The company also shared two new AI literacy resources for parents and families. These tips include conversation starters and guidance to help parents talk to their teens about what AI can and cannot do, building critical thinking, setting healthy boundaries, and navigating sensitive topics.
Taken together, these documents formalize an approach that shares management and responsibility. OpenAI provides families with a framework that details what the model is supposed to do and oversees how it is used.
The focus on parental responsibility is notable because it reflects Silicon Valley talking points. In its recommendations for federal AI regulation published this week, venture capital firm Andreessen Horowitz proposed more disclosure requirements for child safety, rather than restrictive requirements, and an emphasis on parental responsibility.
Some of OpenAI’s principles – When values conflict, safety first. Direct users to real-world support. It emphasizes that chatbots are not humans and is presented as a guardrail for teenagers. However, several adults have died by suicide and suffered from life-threatening delusions, requiring due follow-up. Should these defaults be applied across the board, or does OpenAI view them as a trade-off that it only wants to enforce when minors are involved?
An OpenAI spokesperson countered that the company’s safety approach is designed to protect all users, and said model specs are just one part of a multi-layered strategy.

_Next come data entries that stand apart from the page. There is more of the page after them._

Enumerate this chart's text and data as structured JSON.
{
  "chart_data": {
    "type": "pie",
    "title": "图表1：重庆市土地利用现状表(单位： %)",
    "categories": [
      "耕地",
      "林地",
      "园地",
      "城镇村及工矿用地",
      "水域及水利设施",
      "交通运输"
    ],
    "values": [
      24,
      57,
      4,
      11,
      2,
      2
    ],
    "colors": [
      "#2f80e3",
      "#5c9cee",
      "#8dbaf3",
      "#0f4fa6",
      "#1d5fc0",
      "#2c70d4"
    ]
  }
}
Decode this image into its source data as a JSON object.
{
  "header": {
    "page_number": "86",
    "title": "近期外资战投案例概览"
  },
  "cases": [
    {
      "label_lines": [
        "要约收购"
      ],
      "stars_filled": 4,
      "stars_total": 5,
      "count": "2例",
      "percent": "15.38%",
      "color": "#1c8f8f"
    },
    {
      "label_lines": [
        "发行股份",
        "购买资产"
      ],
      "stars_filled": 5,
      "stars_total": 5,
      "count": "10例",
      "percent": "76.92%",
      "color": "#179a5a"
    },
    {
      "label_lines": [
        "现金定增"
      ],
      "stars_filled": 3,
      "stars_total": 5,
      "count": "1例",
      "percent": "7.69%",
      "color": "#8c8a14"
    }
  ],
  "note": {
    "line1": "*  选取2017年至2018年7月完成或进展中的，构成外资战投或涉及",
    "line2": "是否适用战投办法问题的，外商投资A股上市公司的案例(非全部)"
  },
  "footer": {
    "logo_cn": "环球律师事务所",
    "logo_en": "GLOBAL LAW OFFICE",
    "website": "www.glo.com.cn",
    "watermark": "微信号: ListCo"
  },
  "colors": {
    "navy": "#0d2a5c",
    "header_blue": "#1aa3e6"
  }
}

Lee said it’s been “a bit of a Wild West” so far in terms of legal requirements and the intentions of technology companies. But she feels laws like SB 243, which would require tech companies to publish their safety measures, would change the paradigm.
“If a company advertises on its website that it has these safeguards and mechanisms in place, but fails to comply with putting these safeguards in place, there will be legal risks for the company,” Lee said. “Because from a plaintiff’s perspective, you’re not just looking at standard litigation and legal complaints, you’re also looking at potential unfair and deceptive advertising complaints.”